Mas eu falava do clima, e na verdade era clima no sentido de energia, de atmosfera. Em uma palavra: informalidade. Não se respeita as regras, terrível. Não se leva tão a sério, admirável. Nosso dom, nossa maldição.

Mas sim, o calor é miserável, assim como o frio também pode ser. Experimente cinco ou seis meses de sair por aí com cinco camadas num bota-e-tira interminável e pouquíssimo ânimo para andar pelas ruas de uma cidade em que andar pela rua é a melhor coisa a se fazer.
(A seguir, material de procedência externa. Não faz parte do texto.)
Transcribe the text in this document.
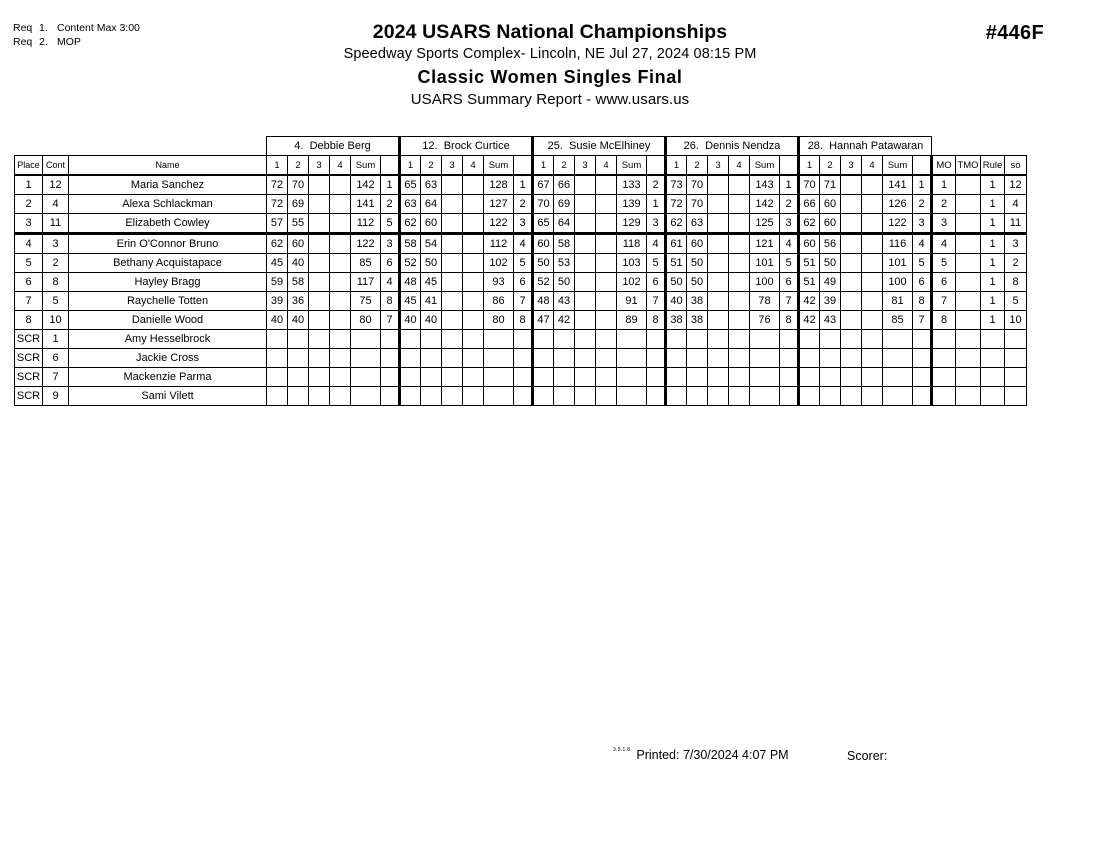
Req 1. Content Max 3:00
Req 2. MOP	2024 USARS National Championships
Speedway Sports Complex- Lincoln, NE Jul 27, 2024 08:15 PM
Classic Women Singles Final
USARS Summary Report - www.usars.us
#446F
			4. Debbie Berg						12. Brock Curtice						25. Susie McElhiney						26. Dennis Nendza						28. Hannah Patawaran									
Place	Cont	Name	1	2	3	4	Sum	Ord	1	2	3	4	Sum	Ord	1	2	3	4	Sum	Ord	1	2	3	4	Sum	Ord	1	2	3	4	Sum	Ord	MO	TMO	Rule	so
1	12	Maria Sanchez	72	70			142	1	65	63			128	1	67	66			133	2	73	70			143	1	70	71			141	1	1		1	12
2	4	Alexa Schlackman	72	69			141	2	63	64			127	2	70	69			139	1	72	70			142	2	66	60			126	2	2		1	4
3	11	Elizabeth Cowley	57	55			112	5	62	60			122	3	65	64			129	3	62	63			125	3	62	60			122	3	3		1	11
4	3	Erin O'Connor Bruno	62	60			122	3	58	54			112	4	60	58			118	4	61	60			121	4	60	56			116	4	4		1	3
5	2	Bethany Acquistapace	45	40			85	6	52	50			102	5	50	53			103	5	51	50			101	5	51	50			101	5	5		1	2
6	8	Hayley Bragg	59	58			117	4	48	45			93	6	52	50			102	6	50	50			100	6	51	49			100	6	6		1	8
7	5	Raychelle Totten	39	36			75	8	45	41			86	7	48	43			91	7	40	38			78	7	42	39			81	8	7		1	5
8	10	Danielle Wood	40	40			80	7	40	40			80	8	47	42			89	8	38	38			76	8	42	43			85	7	8		1	10
SCR	1	Amy Hesselbrock																																		
SCR	6	Jackie Cross																																		
SCR	7	Mackenzie Parma																																		
SCR	9	Sami Vilett																																		
$^{3.9.1.8}$ Printed: 7/30/2024 4:07 PM	Scorer:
Fora que a praia do fim de semana, ou do dia de semana, ou de qualquer hora do dia, da semana, da vida, é uma preciosidade a ser reconhecida. Um mergulho de dia ou à noite, quando oceano e céu já se fizeram quase um só tem seu valor inconteste.

Ser turista na cidade onde se viveu a vida toda é uma experiência intrigante. A princípio tudo parece igual e diferente ao mesmo tempo. Aí você vê que o diferente é você. Que muda, mas ainda adora um clichê. A estadia limitada intensifica uma agenda já mal acostumada a uma volumosa presença de um tempo esgarçado. Os dias se separam entre manhãs, tardes e noites. E os encontros vão se encaixando nas possibilidades dos amigos e familiares cuja vida não pode parar pra satisfazer os sentimentos de um desocupado com horas de sobra para gastar nas coisas de sempre.

Voltar após um período fora é ser reintroduzido num mundo do qual você não faz mais parte. Mas tudo que você conhece está lá. É preciso tirar a poeira do seu lugar até que ele seja habitável novamente. Como se realmente fosse um estrangeiro de outra vida numa terra que é sua. E nesse processo você come suas comidas preferidas, encontra quem é amado, passeia pelos seus lugares favoritos (lamentando que a falta de chuva tenha secado as Paineiras e diminuído o nível e o fluxo da cachoeira do Horto).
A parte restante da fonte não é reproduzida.